The second hero of this concert was John Bruce Yeh, a young clarinetist equipped with a dazzling technique, an inquisitive mind and impeccable stylistic instincts. He blithely defined both the tension and the surprisingly florid order in Stravinsky’s Three Pieces (1919). Then he played a delirious extended duet with his electronic shadow in Boulez’s “Dialogue de l’ombre double” (1985).

His resourceful partner in matters of tape technology for this complex challenge was Howard Sandroff, officially charged with the duties of “computer-controlled spatialization.” The creative program credit no doubt reflects a profoundly significant sign of our times.

For a traditional Sunday breakfast, Ojai served a duo recital by Cho-Liang Lin and Andre-Michel Schub.
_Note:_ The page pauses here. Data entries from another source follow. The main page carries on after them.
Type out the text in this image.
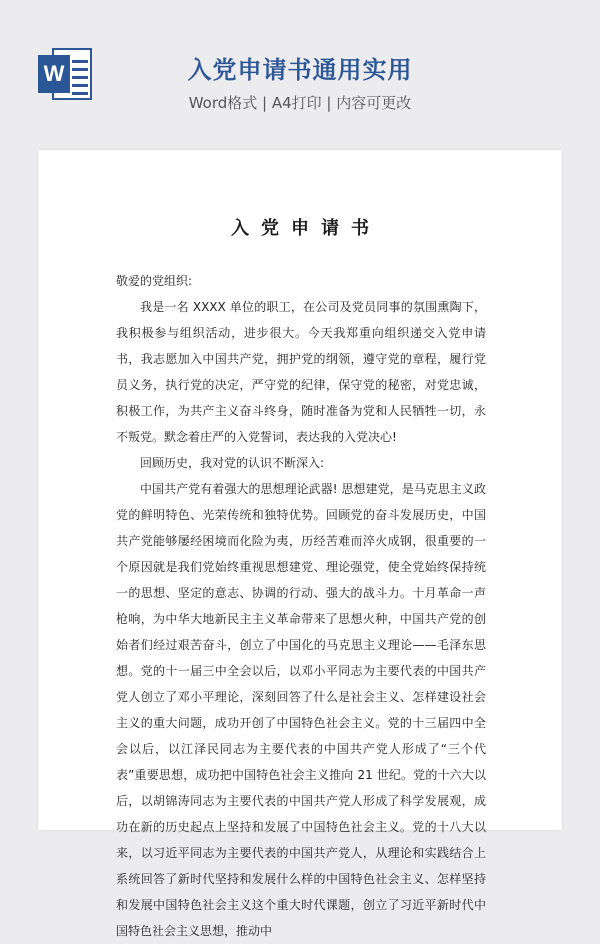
W	入党申请书通用实用

Word格式 | A4打印 | 内容可更改

入党申请书

敬爱的党组织:

我是一名 XXXX 单位的职工，在公司及党员同事的氛围熏陶下，我积极参与组织活动，进步很大。今天我郑重向组织递交入党申请书，我志愿加入中国共产党，拥护党的纲领，遵守党的章程，履行党员义务，执行党的决定，严守党的纪律，保守党的秘密，对党忠诚，积极工作，为共产主义奋斗终身，随时准备为党和人民牺牲一切，永不叛党。默念着庄严的入党誓词，表达我的入党决心!

回顾历史，我对党的认识不断深入:

中国共产党有着强大的思想理论武器! 思想建党，是马克思主义政党的鲜明特色、光荣传统和独特优势。回顾党的奋斗发展历史，中国共产党能够屡经困境而化险为夷，历经苦难而淬火成钢，很重要的一个原因就是我们党始终重视思想建党、理论强党，使全党始终保持统一的思想、坚定的意志、协调的行动、强大的战斗力。十月革命一声枪响，为中华大地新民主主义革命带来了思想火种，中国共产党的创始者们经过艰苦奋斗，创立了中国化的马克思主义理论——毛泽东思想。党的十一届三中全会以后，以邓小平同志为主要代表的中国共产党人创立了邓小平理论，深刻回答了什么是社会主义、怎样建设社会主义的重大问题，成功开创了中国特色社会主义。党的十三届四中全会以后，以江泽民同志为主要代表的中国共产党人形成了“三个代表”重要思想，成功把中国特色社会主义推向 21 世纪。党的十六大以后，以胡锦涛同志为主要代表的中国共产党人形成了科学发展观，成功在新的历史起点上坚持和发展了中国特色社会主义。党的十八大以来，以习近平同志为主要代表的中国共产党人，从理论和实践结合上系统回答了新时代坚持和发展什么样的中国特色社会主义、怎样坚持和发展中国特色社会主义这个重大时代课题，创立了习近平新时代中国特色社会主义思想，推动中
The menu, much applauded by the eager gourmands in attendance, included sonatas and duets of Debussy and Stravinsky, including the reputed premiere of an obscure tango transcribed by the latter for Samuel Dushkin. One somewhat reluctant gourmand (this one) arrived only in time for the hearty dessert--Beethoven’s “Kreutzer” Sonata--played with much finesse by the pianist and with some unaccustomed stridency by the violinist.

Boulez and the Los Angeles Philharmonic devoted the grand finale of the Ojai orgy to three disparate giants of the century: Bartok, Schoenberg and Debussy. The players didn’t have an inch to spare on the tiny stage, and the balmy clime obviously took its humid toll (the men sensibly doffed their white jackets). The dauntless maestro exerted taut refinement and precision even under imperfect conditions, however, and the microphones treated the music kindly. Once again, our orchestra sounded like an inspired world-class ensemble.

Boulez reduced the violence of Bartok’s Four Pieces, Opus 12, to mere urgency, but that may have been a wise decision in context. He certainly savored the odd romantic echoes in Schoenberg’s second Chamber Symphony (1939), and he depicted both the delicate ripples and the mighty waves of Debussy’s “La Mer” with objective savoir-faire.